The chemical composition of measurable soil organic matter pools

A range of spectroscopic, ‘wet’ chemical, gas chromatographic (GC) and mass spectrometric (MS) techniques was applied to the characterisation of three soil organic matter (SOM) fractions that have been proposed as the basis of a new SOM turnover model based on measurable, physically defined fractions. The fractions were: the free light fraction (obtained by density separation in NaI solution at a density of 1.80 g cm−3, without disruption of aggregates), the intra-aggregate light fraction (obtained using a second density separation after disrupting aggregates using ultrasonic dispersion) and the organomineral fraction corresponding to the residual heavy material. The techniques employed to investigate the composition of the organic constituents of each fraction were: 13C nuclear magnetic resonance (NMR), Fourier transform infrared spectroscopy (FTIR), and pyrolysis-gas chromatography/mass spectrometry (py-GC/MS) to study bulk composition. Lipid, lignin and carbohydrate fractions were assessed using GC and GC/MS with appropriate derivatisation, following oxidative and hydrolytic treatments, respectively, in the case of the latter two classes. Proteinaceous components were determined as amino acids using reversed-phase high performance liquid chromatography (HPLC) following 6 M HCl treatment and derivatisation.
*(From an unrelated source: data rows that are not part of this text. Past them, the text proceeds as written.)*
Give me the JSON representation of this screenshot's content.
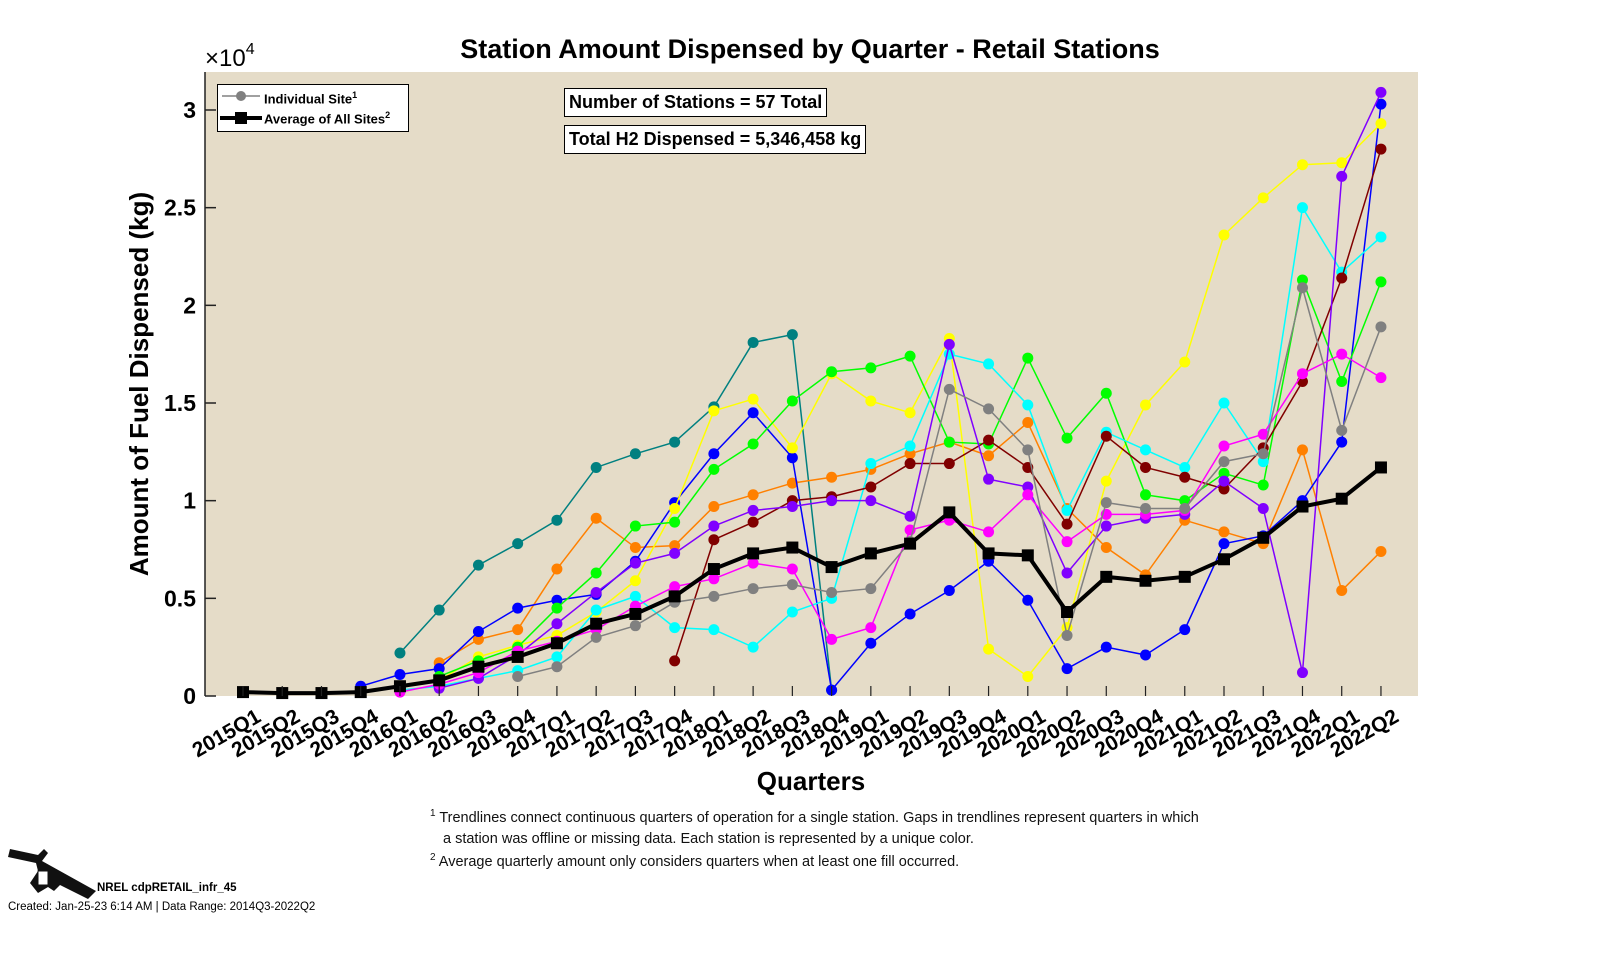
{
  "chart_data": {
    "type": "line",
    "title": "Station Amount Dispensed by Quarter - Retail Stations",
    "xlabel": "Quarters",
    "ylabel": "Amount of Fuel Dispensed (kg)",
    "y_multiplier": "×10^4",
    "ylim": [
      0,
      30000
    ],
    "yticks": [
      0,
      5000,
      10000,
      15000,
      20000,
      25000,
      30000
    ],
    "ytick_labels": [
      "0",
      "0.5",
      "1",
      "1.5",
      "2",
      "2.5",
      "3"
    ],
    "background": "#e5dcc8",
    "legend_position": "top-left",
    "categories": [
      "2015Q1",
      "2015Q2",
      "2015Q3",
      "2015Q4",
      "2016Q1",
      "2016Q2",
      "2016Q3",
      "2016Q4",
      "2017Q1",
      "2017Q2",
      "2017Q3",
      "2017Q4",
      "2018Q1",
      "2018Q2",
      "2018Q3",
      "2018Q4",
      "2019Q1",
      "2019Q2",
      "2019Q3",
      "2019Q4",
      "2020Q1",
      "2020Q2",
      "2020Q3",
      "2020Q4",
      "2021Q1",
      "2021Q2",
      "2021Q3",
      "2021Q4",
      "2022Q1",
      "2022Q2"
    ],
    "legend": [
      {
        "label": "Individual Site",
        "sup": "1",
        "color": "#808080"
      },
      {
        "label": "Average of All Sites",
        "sup": "2",
        "color": "#000000"
      }
    ],
    "average": {
      "name": "Average of All Sites",
      "color": "#000000",
      "values": [
        200,
        150,
        150,
        200,
        500,
        800,
        1500,
        2000,
        2700,
        3700,
        4200,
        5100,
        6500,
        7300,
        7600,
        6600,
        7300,
        7800,
        9400,
        7300,
        7200,
        4300,
        6100,
        5900,
        6100,
        7000,
        8100,
        9700,
        10100,
        11700
      ]
    },
    "sites": [
      {
        "color": "#008080",
        "values": [
          null,
          null,
          null,
          null,
          2200,
          4400,
          6700,
          7800,
          9000,
          11700,
          12400,
          13000,
          14800,
          18100,
          18500,
          300,
          null,
          null,
          null,
          null,
          null,
          null,
          null,
          null,
          null,
          null,
          null,
          null,
          null,
          null
        ]
      },
      {
        "color": "#ff8000",
        "values": [
          null,
          null,
          null,
          null,
          null,
          1700,
          2900,
          3400,
          6500,
          9100,
          7600,
          7700,
          9700,
          10300,
          10900,
          11200,
          11600,
          12400,
          13000,
          12300,
          14000,
          9600,
          7600,
          6200,
          9000,
          8400,
          7800,
          12600,
          5400,
          7400
        ]
      },
      {
        "color": "#0000ff",
        "values": [
          null,
          null,
          null,
          500,
          1100,
          1400,
          3300,
          4500,
          4900,
          5200,
          6900,
          9900,
          12400,
          14500,
          12200,
          300,
          2700,
          4200,
          5400,
          6900,
          4900,
          1400,
          2500,
          2100,
          3400,
          7800,
          8200,
          10000,
          13000,
          30300
        ]
      },
      {
        "color": "#ffff00",
        "values": [
          null,
          null,
          null,
          null,
          null,
          800,
          2000,
          2600,
          3100,
          4300,
          5900,
          9600,
          14600,
          15200,
          12700,
          16500,
          15100,
          14500,
          18300,
          2400,
          1000,
          3500,
          11000,
          14900,
          17100,
          23600,
          25500,
          27200,
          27300,
          29300
        ]
      },
      {
        "color": "#00ff00",
        "values": [
          null,
          null,
          null,
          null,
          null,
          1000,
          1800,
          2500,
          4500,
          6300,
          8700,
          8900,
          11600,
          12900,
          15100,
          16600,
          16800,
          17400,
          13000,
          12900,
          17300,
          13200,
          15500,
          10300,
          10000,
          11400,
          10800,
          21300,
          16100,
          21200
        ]
      },
      {
        "color": "#00ffff",
        "values": [
          null,
          null,
          null,
          null,
          300,
          500,
          900,
          1300,
          2000,
          4400,
          5100,
          3500,
          3400,
          2500,
          4300,
          5000,
          11900,
          12800,
          17500,
          17000,
          14900,
          9500,
          13500,
          12600,
          11700,
          15000,
          12000,
          25000,
          21700,
          23500
        ]
      },
      {
        "color": "#800000",
        "values": [
          null,
          null,
          null,
          null,
          null,
          null,
          null,
          null,
          null,
          null,
          null,
          1800,
          8000,
          8900,
          10000,
          10200,
          10700,
          11900,
          11900,
          13100,
          11700,
          8800,
          13300,
          11700,
          11200,
          10600,
          12700,
          16100,
          21400,
          28000
        ]
      },
      {
        "color": "#8000ff",
        "values": [
          null,
          null,
          null,
          null,
          null,
          400,
          900,
          2100,
          3700,
          5300,
          6800,
          7300,
          8700,
          9500,
          9700,
          10000,
          10000,
          9200,
          18000,
          11100,
          10700,
          6300,
          8700,
          9100,
          9300,
          11000,
          9600,
          1200,
          26600,
          30900
        ]
      },
      {
        "color": "#ff00ff",
        "values": [
          null,
          null,
          null,
          null,
          200,
          600,
          1200,
          2300,
          2800,
          3400,
          4600,
          5600,
          6000,
          6800,
          6500,
          2900,
          3500,
          8500,
          9000,
          8400,
          10300,
          7900,
          9300,
          9300,
          9500,
          12800,
          13400,
          16500,
          17500,
          16300
        ]
      },
      {
        "color": "#808080",
        "values": [
          null,
          null,
          null,
          null,
          null,
          null,
          null,
          1000,
          1500,
          3000,
          3600,
          4800,
          5100,
          5500,
          5700,
          5300,
          5500,
          7900,
          15700,
          14700,
          12600,
          3100,
          9900,
          9600,
          9600,
          12000,
          12400,
          20900,
          13600,
          18900
        ]
      }
    ]
  },
  "stats": {
    "stations": "Number of Stations = 57 Total",
    "total": "Total H2 Dispensed = 5,346,458 kg"
  },
  "notes": {
    "n1_sup": "1",
    "n1_line1": "Trendlines connect continuous quarters of operation for a single station. Gaps in trendlines represent quarters in which",
    "n1_line2": "a station was offline or missing data. Each station is represented by a unique color.",
    "n2_sup": "2",
    "n2": "Average quarterly amount only considers quarters when at least one fill occurred."
  },
  "footer": {
    "id": "NREL cdpRETAIL_infr_45",
    "created": "Created: Jan-25-23  6:14 AM | Data Range: 2014Q3-2022Q2"
  }
}
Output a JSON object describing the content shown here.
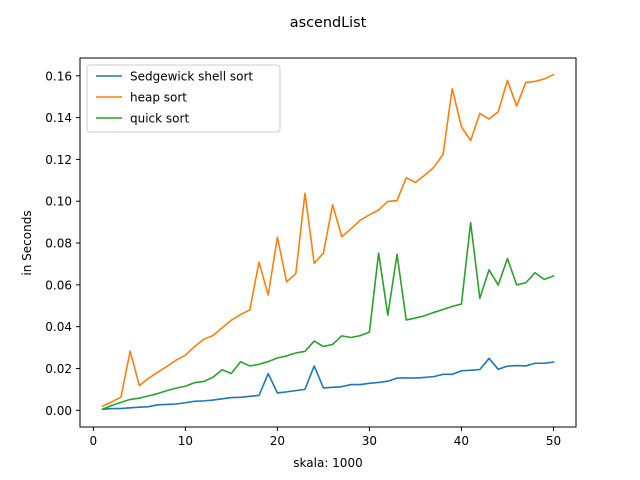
{
  "chart_data": {
    "type": "line",
    "title": "ascendList",
    "xlabel": "skala: 1000",
    "ylabel": "in Seconds",
    "xlim": [
      -1.45,
      52.45
    ],
    "ylim": [
      -0.008,
      0.1685
    ],
    "xticks": [
      0,
      10,
      20,
      30,
      40,
      50
    ],
    "yticks": [
      0.0,
      0.02,
      0.04,
      0.06,
      0.08,
      0.1,
      0.12,
      0.14,
      0.16
    ],
    "xtick_labels": [
      "0",
      "10",
      "20",
      "30",
      "40",
      "50"
    ],
    "ytick_labels": [
      "0.00",
      "0.02",
      "0.04",
      "0.06",
      "0.08",
      "0.10",
      "0.12",
      "0.14",
      "0.16"
    ],
    "grid": false,
    "legend_position": "upper-left",
    "x": [
      1,
      2,
      3,
      4,
      5,
      6,
      7,
      8,
      9,
      10,
      11,
      12,
      13,
      14,
      15,
      16,
      17,
      18,
      19,
      20,
      21,
      22,
      23,
      24,
      25,
      26,
      27,
      28,
      29,
      30,
      31,
      32,
      33,
      34,
      35,
      36,
      37,
      38,
      39,
      40,
      41,
      42,
      43,
      44,
      45,
      46,
      47,
      48,
      49,
      50
    ],
    "series": [
      {
        "name": "Sedgewick shell sort",
        "color": "#1f77b4",
        "values": [
          0.0005,
          0.0008,
          0.0008,
          0.0012,
          0.0015,
          0.0017,
          0.0026,
          0.0028,
          0.003,
          0.0036,
          0.0043,
          0.0045,
          0.0049,
          0.0055,
          0.0061,
          0.0062,
          0.0067,
          0.0071,
          0.0175,
          0.0083,
          0.0088,
          0.0094,
          0.01,
          0.0212,
          0.0107,
          0.011,
          0.0113,
          0.0123,
          0.0123,
          0.0129,
          0.0133,
          0.0139,
          0.0154,
          0.0155,
          0.0154,
          0.0157,
          0.0161,
          0.0172,
          0.0172,
          0.0189,
          0.0191,
          0.0195,
          0.0248,
          0.0196,
          0.0211,
          0.0214,
          0.0212,
          0.0225,
          0.0225,
          0.023
        ]
      },
      {
        "name": "heap sort",
        "color": "#ff7f0e",
        "values": [
          0.002,
          0.004,
          0.0063,
          0.0283,
          0.0118,
          0.0153,
          0.0182,
          0.021,
          0.024,
          0.0263,
          0.0305,
          0.034,
          0.0357,
          0.0395,
          0.0431,
          0.0458,
          0.048,
          0.0709,
          0.0551,
          0.0828,
          0.0614,
          0.0654,
          0.1038,
          0.0703,
          0.0752,
          0.0983,
          0.083,
          0.0868,
          0.0909,
          0.0935,
          0.0958,
          0.0999,
          0.1003,
          0.1112,
          0.109,
          0.1124,
          0.1162,
          0.1224,
          0.1538,
          0.1356,
          0.129,
          0.142,
          0.1393,
          0.1428,
          0.1578,
          0.1455,
          0.1568,
          0.1573,
          0.1585,
          0.1606
        ]
      },
      {
        "name": "quick sort",
        "color": "#2ca02c",
        "values": [
          0.0005,
          0.0023,
          0.0038,
          0.0052,
          0.0058,
          0.0069,
          0.008,
          0.0094,
          0.0106,
          0.0115,
          0.0132,
          0.0138,
          0.0158,
          0.0194,
          0.0176,
          0.0232,
          0.0212,
          0.022,
          0.0233,
          0.025,
          0.026,
          0.0274,
          0.0282,
          0.0331,
          0.0305,
          0.0315,
          0.0356,
          0.0348,
          0.0357,
          0.0374,
          0.0752,
          0.0455,
          0.0746,
          0.0432,
          0.0441,
          0.0452,
          0.0468,
          0.0482,
          0.0497,
          0.0508,
          0.0898,
          0.0535,
          0.0672,
          0.0599,
          0.0726,
          0.06,
          0.061,
          0.0658,
          0.0626,
          0.0642
        ]
      }
    ]
  }
}
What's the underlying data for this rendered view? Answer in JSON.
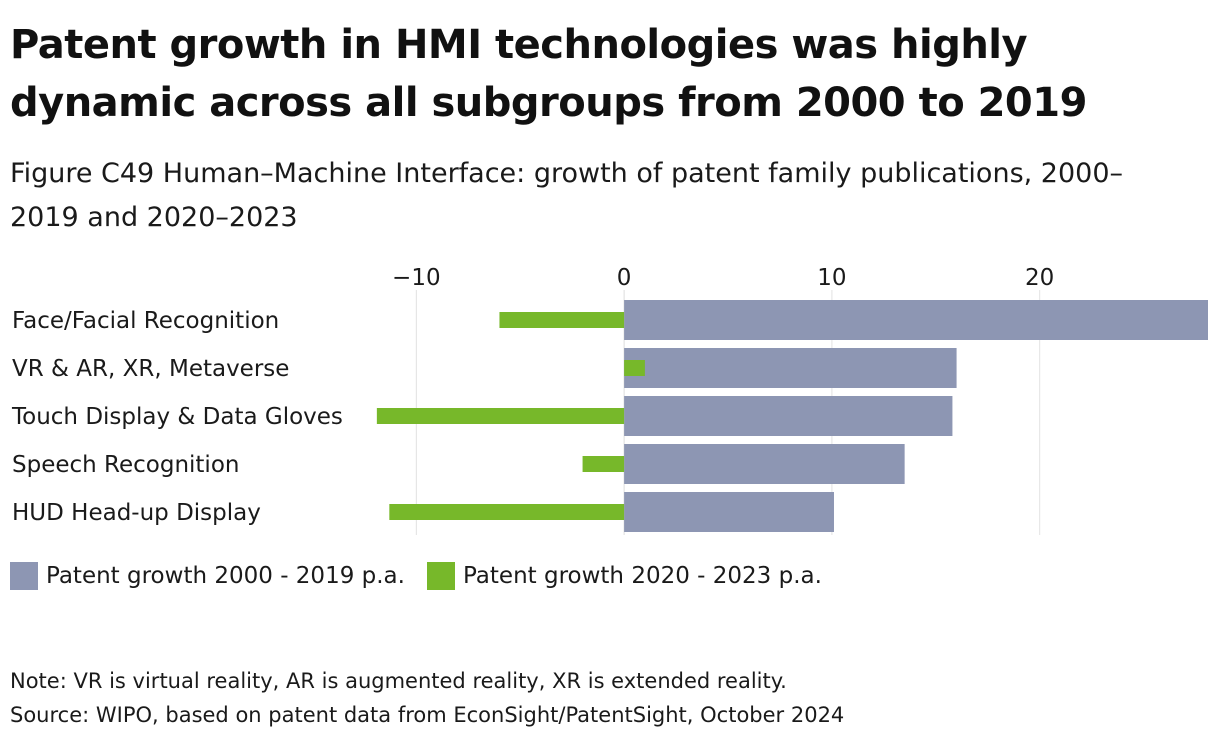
{
  "title": "Patent growth in HMI technologies was highly dynamic across all subgroups from 2000 to 2019",
  "subtitle": "Figure C49 Human–Machine Interface: growth of patent family publications, 2000–2019 and 2020–2023",
  "colors": {
    "series_2000_2019": "#8d96b3",
    "series_2020_2023": "#77b82a",
    "grid": "#e2e2e2"
  },
  "chart_data": {
    "type": "bar",
    "orientation": "horizontal",
    "categories": [
      "Face/Facial Recognition",
      "VR & AR, XR, Metaverse",
      "Touch Display & Data Gloves",
      "Speech Recognition",
      "HUD Head-up Display"
    ],
    "series": [
      {
        "name": "Patent growth 2000 - 2019 p.a.",
        "values": [
          28.1,
          16.0,
          15.8,
          13.5,
          10.1
        ]
      },
      {
        "name": "Patent growth 2020 - 2023 p.a.",
        "values": [
          -6.0,
          1.0,
          -11.9,
          -2.0,
          -11.3
        ]
      }
    ],
    "xlim": [
      -13,
      28.1
    ],
    "xticks": [
      -10,
      0,
      10,
      20
    ],
    "xtick_labels": [
      "−10",
      "0",
      "10",
      "20"
    ],
    "xaxis_position": "top",
    "grid": true,
    "legend": "bottom-left",
    "xlabel": "",
    "ylabel": ""
  },
  "legend": {
    "item1": "Patent growth 2000 - 2019 p.a.",
    "item2": "Patent growth 2020 - 2023 p.a."
  },
  "note": "Note: VR is virtual reality, AR is augmented reality, XR is extended reality.",
  "source": "Source: WIPO, based on patent data from EconSight/PatentSight, October 2024"
}
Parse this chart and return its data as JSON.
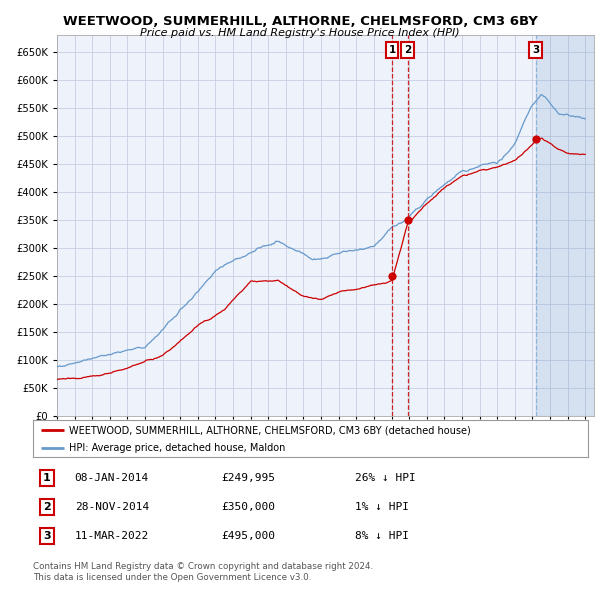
{
  "title": "WEETWOOD, SUMMERHILL, ALTHORNE, CHELMSFORD, CM3 6BY",
  "subtitle": "Price paid vs. HM Land Registry's House Price Index (HPI)",
  "red_label": "WEETWOOD, SUMMERHILL, ALTHORNE, CHELMSFORD, CM3 6BY (detached house)",
  "blue_label": "HPI: Average price, detached house, Maldon",
  "footer1": "Contains HM Land Registry data © Crown copyright and database right 2024.",
  "footer2": "This data is licensed under the Open Government Licence v3.0.",
  "transactions": [
    {
      "num": 1,
      "date": "08-JAN-2014",
      "price": "£249,995",
      "hpi": "26% ↓ HPI",
      "year": 2014.03
    },
    {
      "num": 2,
      "date": "28-NOV-2014",
      "price": "£350,000",
      "hpi": "1% ↓ HPI",
      "year": 2014.92
    },
    {
      "num": 3,
      "date": "11-MAR-2022",
      "price": "£495,000",
      "hpi": "8% ↓ HPI",
      "year": 2022.19
    }
  ],
  "sale_prices": [
    249995,
    350000,
    495000
  ],
  "sale_years": [
    2014.03,
    2014.92,
    2022.19
  ],
  "vline1_x": 2014.03,
  "vline2_x": 2014.92,
  "vline3_x": 2022.19,
  "ylim": [
    0,
    680000
  ],
  "xlim_start": 1995,
  "xlim_end": 2025.5,
  "background_color": "#ffffff",
  "plot_bg": "#eef2fa",
  "grid_color": "#c0c8dc",
  "red_color": "#cc0000",
  "blue_color": "#6699cc",
  "highlight_bg": "#ddeeff"
}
Each technique revealed marked differences in chemical composition between the organomineral and the two light fractions, with the results being consistent with the organomineral fraction having different biological sources or having undergone a greater degree of degradation or transformation. Several techniques detected differences between the composition of the free light fraction and the intra-aggregate light fraction. With the exception of carbohydrate composition, the results were consistent with the order of reactivity previously proposed from incubation studies with isotopically labelled substrates, namely: free > intra-aggregate > organomineral. The investigation illustrates the importance of using a range of different chemical characterisation techniques in studies of complex SOM fractions as each has limitations that could, if used alone, produce ambiguous findings or fail to detect differences between them.